Portanto, por medida de relevância para a pesquisa proposta é necessário
ampliar o conceito de Anima e Animus assim como Persona e Sombra,
Arquétipos fundamentais do processo de Individuação.
Sobre Anima
e Animus deve-se levar em conta a questão do masculino e feminino, no
sentido de polaridades distintas, mas presentes no Inconsciente Coletivo,
ou seja, em todos os homens e mulheres. No caso, o Arquétipo masculino
sendo o Animus e o feminino a Anima, possuindo o seu oposto como
equivalente, psiquicamente representando o masculino e feminino que existe em
minoria no oposto, como o lado feminino do homem e o lado masculino da mulher.
Logo “há
uma imagem coletiva da mulher no Inconsciente do homem, com o auxilio da
qual ele pode compreender a natureza da mulher” (JUNG; Carl G. 2008, pág. 77) o
que ocorre com a mulher de forma oposta. As imagens coletivas do masculino e do
feminino possuem suas respectivas particularidades e relação de opostos que
complementam uma a outra, desta forma a Anima esta ligada à vida como um
fenômeno natural espontâneo, os instintos, a intuição, a vida da Terra, da
emotividade, que nós dirigimos as coisas e as pessoas (WHITMONT, 1998). Por
outro lado o Animus (SILVEIRA, 2003) é representado, por exemplo, em
sonhos e mitos em formas de animais selvagens, demônios, príncipes, criminosos,
heróis, feiticeiros etc. Essas representações de Anima e Animus fazem
parte do individuo e é necessário que ele a integre de uma forma positiva para
que conheça o seu oposto e com ele consiga se relacionar de uma forma saudável.
Persona e Sombra são composições
singulares e opostas que assim como a Animus e a Anima se
complementam. Enquanto a Persona está no Consciente do homem,
regulando seus comportamentos e sua personalidade, fazendo de si mesmo uma
máscara de roupagem o mais próxima do ideal do Ego. Enquanto a Sombra
se torna uma contrapartida da Persona, relegada ao Inconsciente,
escondendo involuntariamente da Consciência por serem considerados por
si mesmos inadequados e inaceitáveis para o convívio social.
A Persona lança fora de
seu campo de Consciência todos os elementos – emoções, traços de
caráter, talentos e atitudes – julgados inaceitáveis para as pessoas
significativas do seu meio.
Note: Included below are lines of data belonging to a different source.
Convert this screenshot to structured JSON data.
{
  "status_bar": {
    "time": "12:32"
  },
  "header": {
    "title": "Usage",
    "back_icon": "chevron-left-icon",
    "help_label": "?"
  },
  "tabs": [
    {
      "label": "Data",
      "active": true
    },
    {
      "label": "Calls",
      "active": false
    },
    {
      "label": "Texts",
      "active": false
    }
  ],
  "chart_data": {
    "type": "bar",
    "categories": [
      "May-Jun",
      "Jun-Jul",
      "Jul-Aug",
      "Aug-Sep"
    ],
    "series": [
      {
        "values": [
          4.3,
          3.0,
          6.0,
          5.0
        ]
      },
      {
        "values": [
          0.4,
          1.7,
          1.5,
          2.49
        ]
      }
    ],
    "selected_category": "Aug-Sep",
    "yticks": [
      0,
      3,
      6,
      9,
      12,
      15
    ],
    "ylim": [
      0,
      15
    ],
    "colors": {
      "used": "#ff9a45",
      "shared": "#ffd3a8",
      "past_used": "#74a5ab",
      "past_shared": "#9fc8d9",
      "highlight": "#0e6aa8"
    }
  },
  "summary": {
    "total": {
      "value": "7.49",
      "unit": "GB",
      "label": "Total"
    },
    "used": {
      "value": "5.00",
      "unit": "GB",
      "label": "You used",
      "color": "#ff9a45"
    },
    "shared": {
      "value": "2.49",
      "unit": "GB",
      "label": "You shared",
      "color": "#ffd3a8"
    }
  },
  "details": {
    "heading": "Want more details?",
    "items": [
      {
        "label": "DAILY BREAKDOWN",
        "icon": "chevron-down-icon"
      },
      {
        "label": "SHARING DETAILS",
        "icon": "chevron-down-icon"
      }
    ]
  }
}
Esse mecanismo produz no Inconsciente uma
contrapartida de si mesmo a que Jung chamou ‘Sombra’ (OCAÑA, 2008, pág.
4, 5).
Ocaña
esclarece acima o pensamento de Jung acerca de Persona e Sombra e
simultaneamente expressa a natureza oposta das funções que exerce na psique.
Entretanto ainda pode nos oferecer uma percepção errônea na qual a Persona
seria algo positivo enquanto que a Sombra é o lado obscuro e que deve
ser de fato renegado ao Inconsciente esquecido, para jamais ser
lembrado, entretanto é muito importante para o Processo de Individuação,
a busca pela totalidade.
Para Jung, a Sombra é um
tesouro escondido no nosso campo, uma fonte potencial de riqueza que não está
ao nosso alcance porque a mantemos enterrada. Aquilo que não queremos ser
contém precisamente aquilo que nos faz completos. (OCAÑA, 2008, pág. 5).
Portanto,
diferente do que sugere a priori, a Sombra não guarda apenas os
aspectos negativos e maléficos da totalidade da psique do homem “mas também na
sombra poderão ser discernidos traços positivos: qualidades que não se
desenvolveram devido a condições externas desfavoráveis” (SILVEIRA, 2003, pág.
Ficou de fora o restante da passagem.